When June is over, the rainbow flags will come down from the storefronts. The profile photos will revert. The limited-edition rainbow products will quietly disappear from the homepage until next year.
None of that is a surprise. It's the annual cycle, and at this point most people can feel it coming: the surge of visibility, and then the return to business as usual.
We're not going to tell you that corporations are bad for participating in Pride Month. Commerce is commerce. Visibility is visibility. There's a genuine argument that normalized queerness in the mainstream (even when it's packaged and sold) makes it safer for queer kids in places where the parade doesn't reach.
But there's a difference between participation and presence, and it's worth being honest about which one most of the noise in June actually represents.

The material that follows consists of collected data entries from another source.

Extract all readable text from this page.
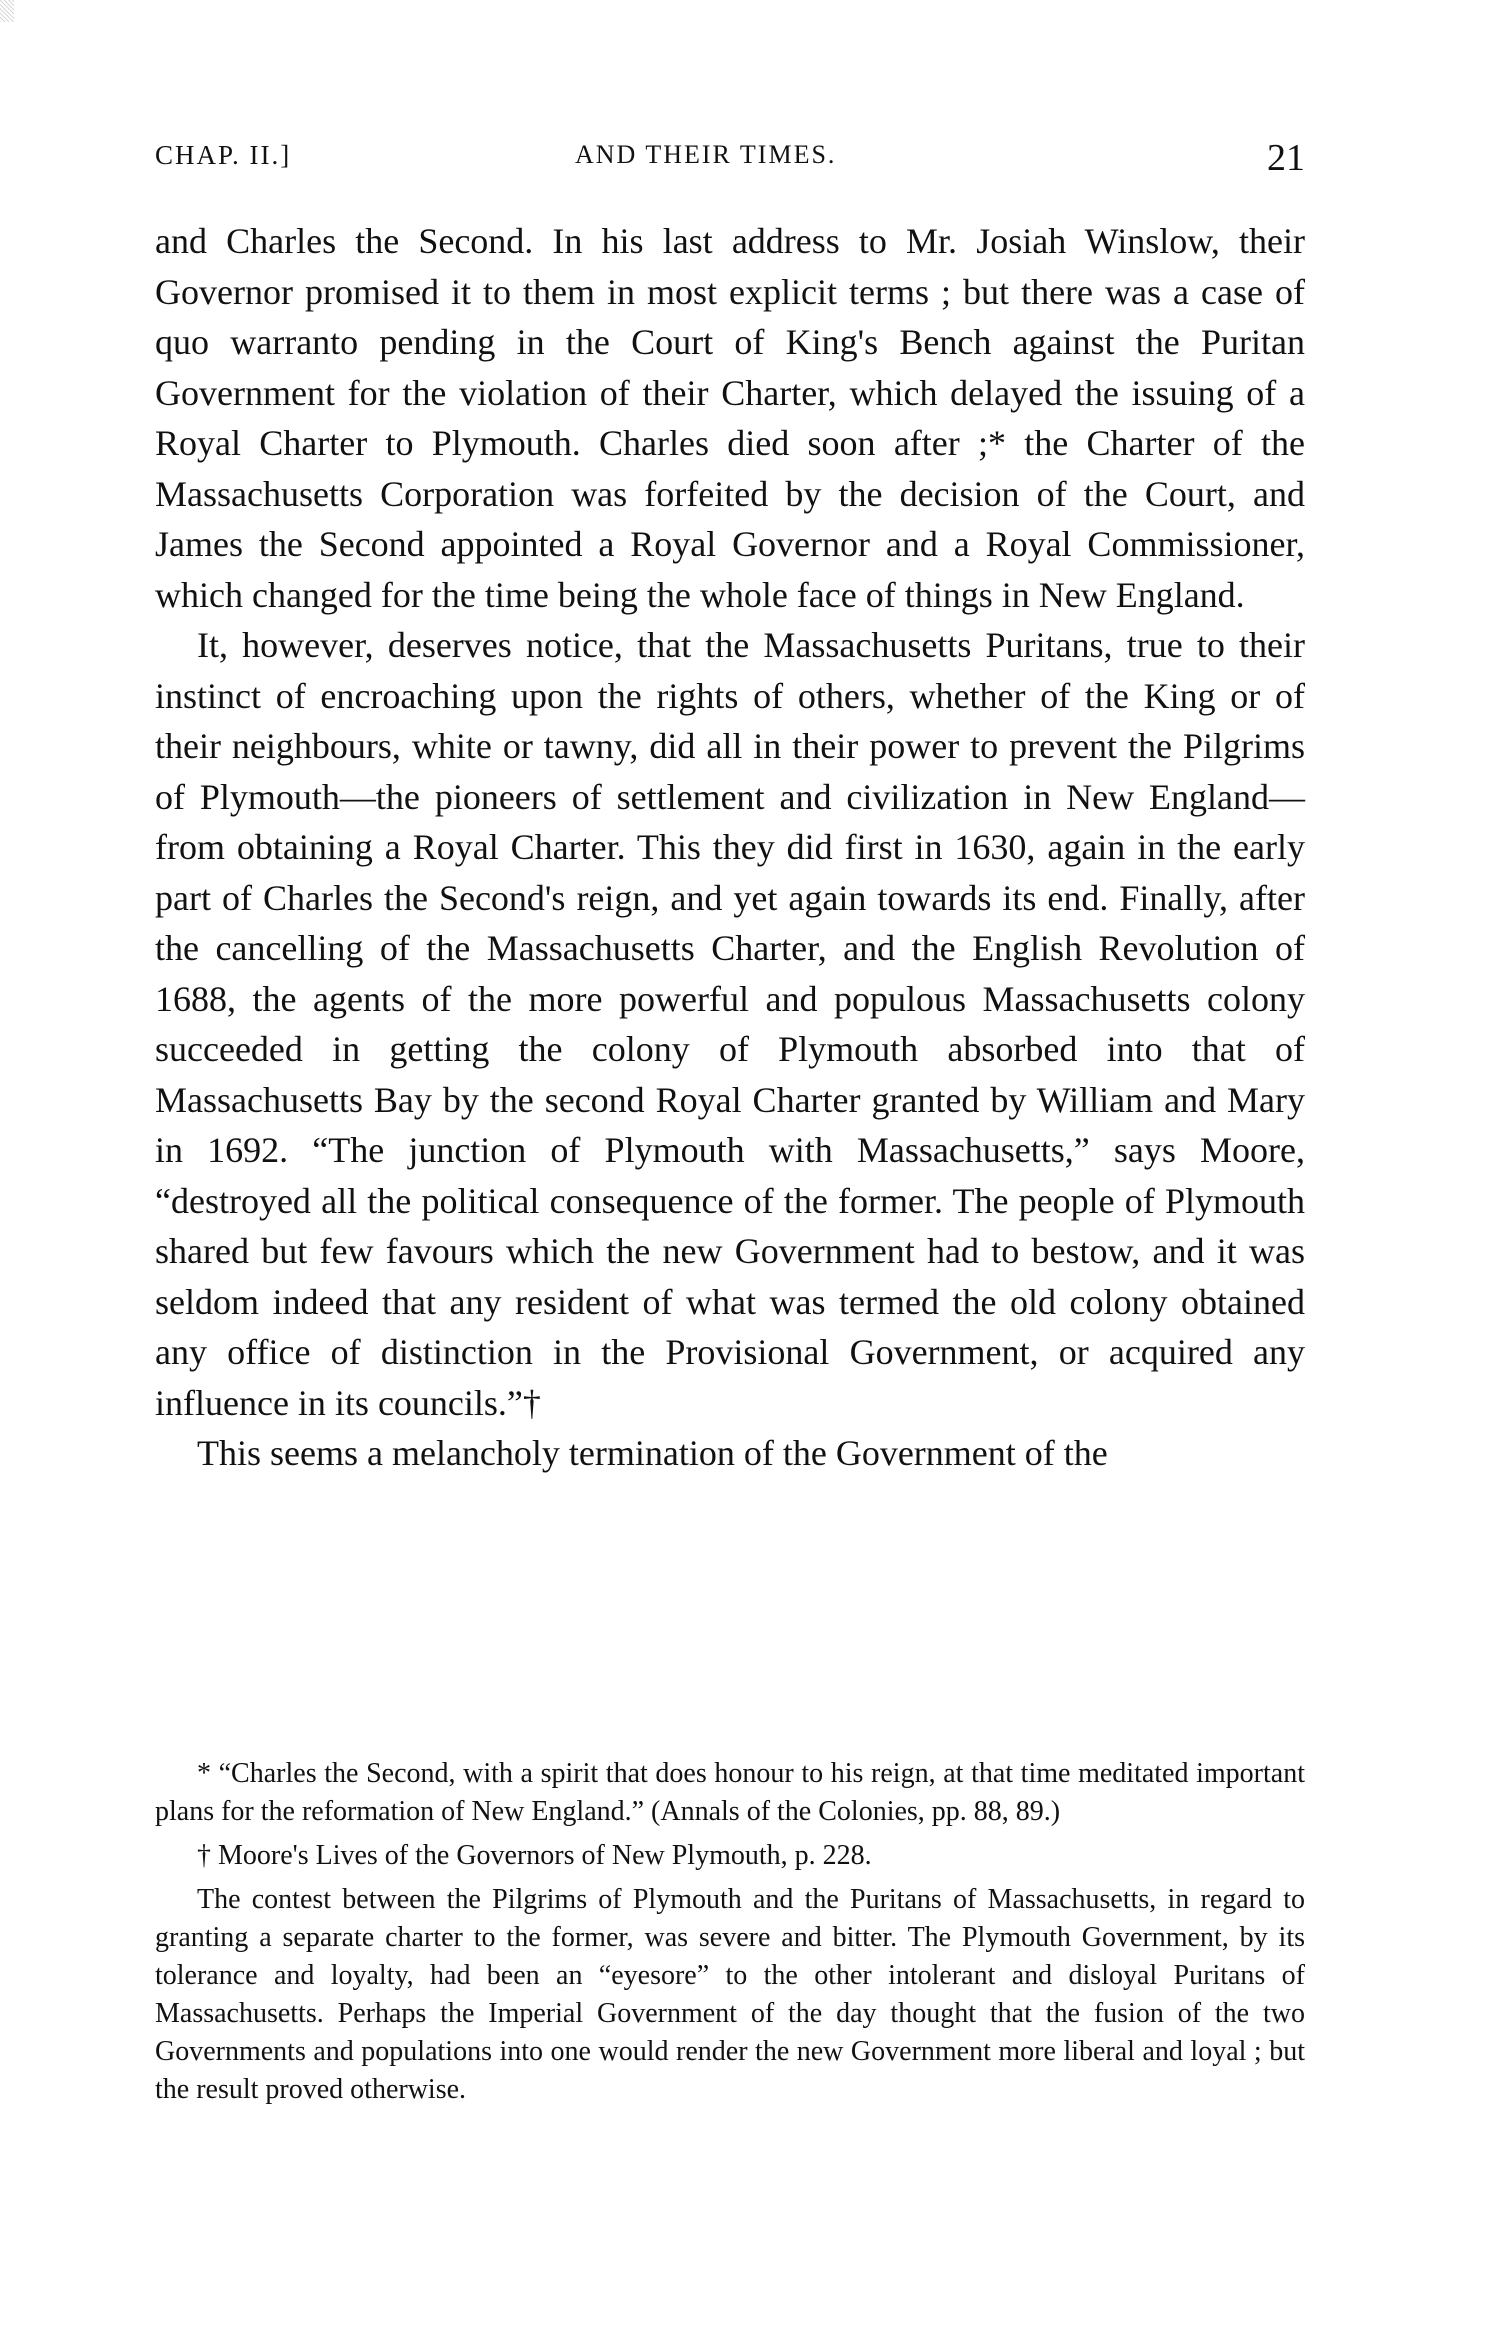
CHAP. II.]	AND THEIR TIMES.	21

and Charles the Second. In his last address to Mr. Josiah Winslow, their Governor promised it to them in most explicit terms ; but there was a case of quo warranto pending in the Court of King's Bench against the Puritan Government for the violation of their Charter, which delayed the issuing of a Royal Charter to Plymouth. Charles died soon after ;* the Charter of the Massachusetts Corporation was forfeited by the decision of the Court, and James the Second appointed a Royal Governor and a Royal Commissioner, which changed for the time being the whole face of things in New England.

It, however, deserves notice, that the Massachusetts Puritans, true to their instinct of encroaching upon the rights of others, whether of the King or of their neighbours, white or tawny, did all in their power to prevent the Pilgrims of Plymouth—the pioneers of settlement and civilization in New England—from obtaining a Royal Charter. This they did first in 1630, again in the early part of Charles the Second's reign, and yet again towards its end. Finally, after the cancelling of the Massachusetts Charter, and the English Revolution of 1688, the agents of the more powerful and populous Massachusetts colony succeeded in getting the colony of Plymouth absorbed into that of Massachusetts Bay by the second Royal Charter granted by William and Mary in 1692. “The junction of Plymouth with Massachusetts,” says Moore, “destroyed all the political consequence of the former. The people of Plymouth shared but few favours which the new Government had to bestow, and it was seldom indeed that any resident of what was termed the old colony obtained any office of distinction in the Provisional Government, or acquired any influence in its councils.”†

This seems a melancholy termination of the Government of the

* “Charles the Second, with a spirit that does honour to his reign, at that time meditated important plans for the reformation of New England.” (Annals of the Colonies, pp. 88, 89.)

† Moore's Lives of the Governors of New Plymouth, p. 228.

The contest between the Pilgrims of Plymouth and the Puritans of Massachusetts, in regard to granting a separate charter to the former, was severe and bitter. The Plymouth Government, by its tolerance and loyalty, had been an “eyesore” to the other intolerant and disloyal Puritans of Massachusetts. Perhaps the Imperial Government of the day thought that the fusion of the two Governments and populations into one would render the new Government more liberal and loyal ; but the result proved otherwise.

Presence means showing up when it's not a marketing moment. It means the queer people on your team feel as safe and seen in September as they do in June. It means your community spaces are actually inclusive; not just in the bio, but in how people are treated when they show up. It means the artists, designers, and creators you platform aren't only visible during the one month when visibility is trending.

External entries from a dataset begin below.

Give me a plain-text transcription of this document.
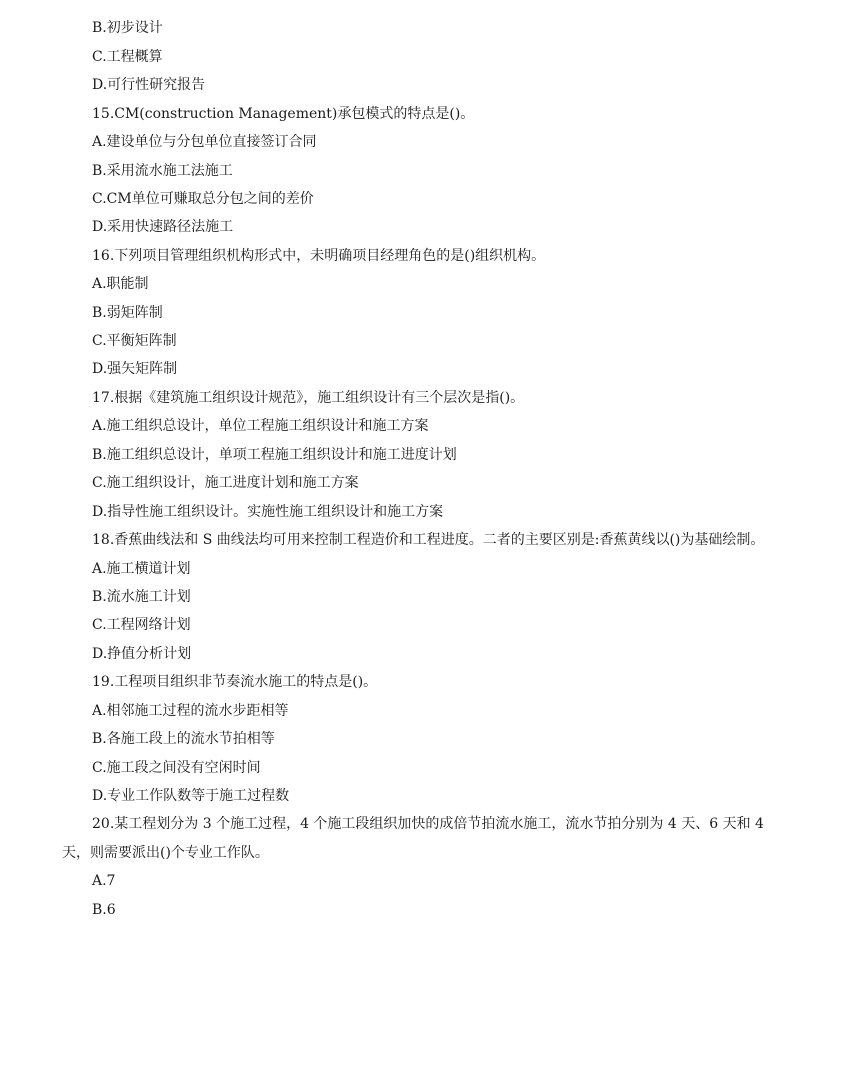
B.初步设计
C.工程概算
D.可行性研究报告
15.CM(construction Management)承包模式的特点是()。
A.建设单位与分包单位直接签订合同
B.采用流水施工法施工
C.CM单位可赚取总分包之间的差价
D.采用快速路径法施工
16.下列项目管理组织机构形式中，未明确项目经理角色的是()组织机构。
A.职能制
B.弱矩阵制
C.平衡矩阵制
D.强矢矩阵制
17.根据《建筑施工组织设计规范》，施工组织设计有三个层次是指()。
A.施工组织总设计，单位工程施工组织设计和施工方案
B.施工组织总设计，单项工程施工组织设计和施工进度计划
C.施工组织设计，施工进度计划和施工方案
D.指导性施工组织设计。实施性施工组织设计和施工方案
18.香蕉曲线法和 S 曲线法均可用来控制工程造价和工程进度。二者的主要区别是:香蕉黄线以()为基础绘制。
A.施工横道计划
B.流水施工计划
C.工程网络计划
D.挣值分析计划
19.工程项目组织非节奏流水施工的特点是()。
A.相邻施工过程的流水步距相等
B.各施工段上的流水节拍相等
C.施工段之间没有空闲时间
D.专业工作队数等于施工过程数
20.某工程划分为 3 个施工过程，4 个施工段组织加快的成倍节拍流水施工，流水节拍分别为 4 天、6 天和 4
天，则需要派出()个专业工作队。
A.7
B.6
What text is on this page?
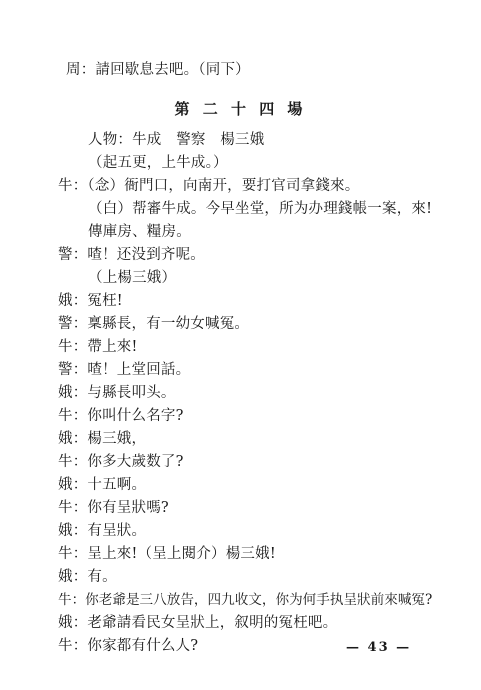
周：請回歇息去吧。（同下）
第 二 十 四 場
人物：牛成　警察　楊三娥
（起五更，上牛成。）
牛：（念）衙門口，向南开，要打官司拿錢來。
（白）帮審牛成。今早坐堂，所为办理錢帳一案，來!
傳庫房、糧房。
警：喳！还没到齐呢。
（上楊三娥）
娥：冤枉!
警：稟縣長，有一幼女喊冤。
牛：帶上來!
警：喳！上堂回話。
娥：与縣長叩头。
牛：你叫什么名字?
娥：楊三娥，
牛：你多大歲数了?
娥：十五啊。
牛：你有呈狀嗎?
娥：有呈狀。
牛：呈上來!（呈上閱介）楊三娥!
娥：有。
牛：你老爺是三八放告，四九收文，你为何手执呈狀前來喊冤?
娥：老爺請看民女呈狀上，叙明的冤枉吧。
牛：你家都有什么人?	— 43 —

It means knowing the difference between the queer community and a queer aesthetic, and understanding that one of those things deserves more than a color palette.
Hybrid Nation was built in Minneapolis, a city that knows something about the gap between stated values and lived reality. We believe in diversity not as just a message to put on a shirt but as a practice. A daily thing. A way of making decisions about who you make space for, whose stories you tell, whose presence you actively seek out rather than just tolerating.
That applies to queerness too. Not just in June. Not just in the years when the political news cycle makes it feel urgent. All the time, because the people are here all the time.
In Diversity We Trust means everyone. Every month of the year.